CAPÍTULO VIII Ao fim desse Inverno escuro e pessimista, uma manhã que eu preguiçava na cama, sentindo através da vidraça cheia de sol ainda pálido um bafo de Prima vera ainda tímido - Jacinto assomou à porta do meu quarto, revestido de flanelas leves, de uma alvura de açucena. Parou lentamente à beira dos colchões, e, com gravidade, como se anunciasse o seu casamento ou a sua morte, deixou desabar sobre mim esta declaração formidável:
- Zé Fernandes, vou partir para Tormes. O pulo com que me sentei abalou o rijo leito de pau-preto do velho «D. Galeão»: - ParaTormes? Oh Jacinto, quem assassinaste?... Deleitado com a minha emoção, o Príncipe da Grã-Ventura tirou da algibeira uma carta, e encetou estas linhas, já decerto relidas, fundamente estudadas:
- «Ilmo. e Exmo. Sr. - Tenho grande satisfação em comunicar a V. Ex.ia que por toda esta semana devem ficar prontas as obras da capela...»
- É do Silvério? - exclamei. - É do Silvério. «... as obras da capela nova. Os venerandos restos dos excelsos avós de V. Exa, senhores de todo o meu respeito, podem pois ser em breve trasladados da Igreja de S. José, onde têm estado depositados por bondade do nosso abade, que muito se recomenda a V. Exa... Submisso, aguardo as prestantes ordens de V. Exa a respeito desta majestosa e aflitiva cerimónia...»

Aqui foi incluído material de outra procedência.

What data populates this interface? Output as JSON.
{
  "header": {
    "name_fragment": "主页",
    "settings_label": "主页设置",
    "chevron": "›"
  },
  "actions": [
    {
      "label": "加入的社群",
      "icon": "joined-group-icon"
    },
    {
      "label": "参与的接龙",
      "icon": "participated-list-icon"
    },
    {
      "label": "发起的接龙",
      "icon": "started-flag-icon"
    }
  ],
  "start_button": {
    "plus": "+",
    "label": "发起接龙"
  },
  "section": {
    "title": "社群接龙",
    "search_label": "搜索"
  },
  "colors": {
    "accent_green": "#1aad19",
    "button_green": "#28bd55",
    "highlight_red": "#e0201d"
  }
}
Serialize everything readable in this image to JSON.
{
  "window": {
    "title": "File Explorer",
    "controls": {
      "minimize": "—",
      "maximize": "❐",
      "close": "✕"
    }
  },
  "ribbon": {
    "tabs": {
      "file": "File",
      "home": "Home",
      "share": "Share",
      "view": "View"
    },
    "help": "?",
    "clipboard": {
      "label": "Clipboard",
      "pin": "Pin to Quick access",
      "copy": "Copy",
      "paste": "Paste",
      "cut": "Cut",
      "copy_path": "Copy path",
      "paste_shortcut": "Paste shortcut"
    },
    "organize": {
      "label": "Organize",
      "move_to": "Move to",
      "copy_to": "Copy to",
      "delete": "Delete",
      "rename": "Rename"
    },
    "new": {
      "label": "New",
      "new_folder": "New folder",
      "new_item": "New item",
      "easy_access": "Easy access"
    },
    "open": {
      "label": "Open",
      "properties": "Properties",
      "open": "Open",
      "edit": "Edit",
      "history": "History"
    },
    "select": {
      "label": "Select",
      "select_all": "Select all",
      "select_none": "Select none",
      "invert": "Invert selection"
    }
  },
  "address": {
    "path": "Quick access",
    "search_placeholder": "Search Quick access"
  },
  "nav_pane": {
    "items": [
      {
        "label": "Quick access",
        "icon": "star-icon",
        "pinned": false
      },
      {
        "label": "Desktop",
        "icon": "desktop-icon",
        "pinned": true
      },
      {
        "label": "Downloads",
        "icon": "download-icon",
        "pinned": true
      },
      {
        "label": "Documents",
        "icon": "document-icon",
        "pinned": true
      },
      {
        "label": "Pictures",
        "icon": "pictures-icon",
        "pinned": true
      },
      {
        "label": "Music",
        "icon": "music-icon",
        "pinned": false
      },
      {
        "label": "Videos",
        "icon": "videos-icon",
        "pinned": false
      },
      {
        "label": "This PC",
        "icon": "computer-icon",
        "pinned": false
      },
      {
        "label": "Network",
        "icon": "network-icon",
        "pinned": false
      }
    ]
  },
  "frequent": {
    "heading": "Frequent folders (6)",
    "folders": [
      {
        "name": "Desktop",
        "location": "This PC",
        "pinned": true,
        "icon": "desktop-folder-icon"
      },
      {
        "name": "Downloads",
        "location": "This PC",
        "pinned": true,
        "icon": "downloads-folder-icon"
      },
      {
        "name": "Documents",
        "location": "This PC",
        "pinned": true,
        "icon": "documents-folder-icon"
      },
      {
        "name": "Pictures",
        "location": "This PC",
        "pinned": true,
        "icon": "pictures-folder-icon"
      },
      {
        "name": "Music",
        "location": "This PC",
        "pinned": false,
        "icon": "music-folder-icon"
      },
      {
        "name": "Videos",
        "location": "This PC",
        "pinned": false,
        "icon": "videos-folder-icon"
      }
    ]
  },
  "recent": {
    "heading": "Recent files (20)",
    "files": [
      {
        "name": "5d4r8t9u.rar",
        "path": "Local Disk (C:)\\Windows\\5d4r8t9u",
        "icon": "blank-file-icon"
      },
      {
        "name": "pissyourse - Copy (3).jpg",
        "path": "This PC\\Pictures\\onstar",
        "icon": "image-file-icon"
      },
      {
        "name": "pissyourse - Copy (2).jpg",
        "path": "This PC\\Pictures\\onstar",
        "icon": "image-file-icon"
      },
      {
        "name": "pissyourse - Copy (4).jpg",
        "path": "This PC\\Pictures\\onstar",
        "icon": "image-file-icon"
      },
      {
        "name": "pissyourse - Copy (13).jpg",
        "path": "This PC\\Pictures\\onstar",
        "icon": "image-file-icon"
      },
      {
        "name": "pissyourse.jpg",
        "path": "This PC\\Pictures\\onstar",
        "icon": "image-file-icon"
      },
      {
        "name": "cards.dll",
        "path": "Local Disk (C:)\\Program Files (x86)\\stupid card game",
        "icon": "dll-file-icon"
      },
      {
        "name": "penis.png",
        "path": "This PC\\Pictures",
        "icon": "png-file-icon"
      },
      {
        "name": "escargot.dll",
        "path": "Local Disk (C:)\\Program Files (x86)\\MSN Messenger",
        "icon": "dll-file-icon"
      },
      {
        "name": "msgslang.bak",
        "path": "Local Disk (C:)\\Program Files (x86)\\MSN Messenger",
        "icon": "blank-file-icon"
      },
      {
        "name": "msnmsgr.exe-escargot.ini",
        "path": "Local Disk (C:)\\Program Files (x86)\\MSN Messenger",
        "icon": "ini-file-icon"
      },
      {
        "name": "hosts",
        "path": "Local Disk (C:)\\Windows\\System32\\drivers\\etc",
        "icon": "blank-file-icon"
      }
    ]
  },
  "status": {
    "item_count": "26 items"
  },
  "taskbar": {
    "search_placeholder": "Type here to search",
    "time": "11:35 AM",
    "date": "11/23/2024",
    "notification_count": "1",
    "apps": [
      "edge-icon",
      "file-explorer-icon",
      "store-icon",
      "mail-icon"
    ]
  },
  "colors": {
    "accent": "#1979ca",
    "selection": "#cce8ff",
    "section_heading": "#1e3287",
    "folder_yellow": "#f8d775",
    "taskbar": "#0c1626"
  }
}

Atirei os braços, compreendendo: - Ah! bem! Queres ir assistir à trasladação... Jacinto sumiu a carta no bolso. - Pois não te parece, Zé Fernandes? Não é por causa dos outros avós, que são ossos vagos, e que eu não conheci. É por causa do avô «Galeão»... Também não o conheci. Mas este 202 está cheio dele; tu estás deitado na cama dele; eu ainda uso o relógio dele. Não posso abandonar ao Silvério e aos caseiros o cuidado de o instalarem no seu jazigo novo.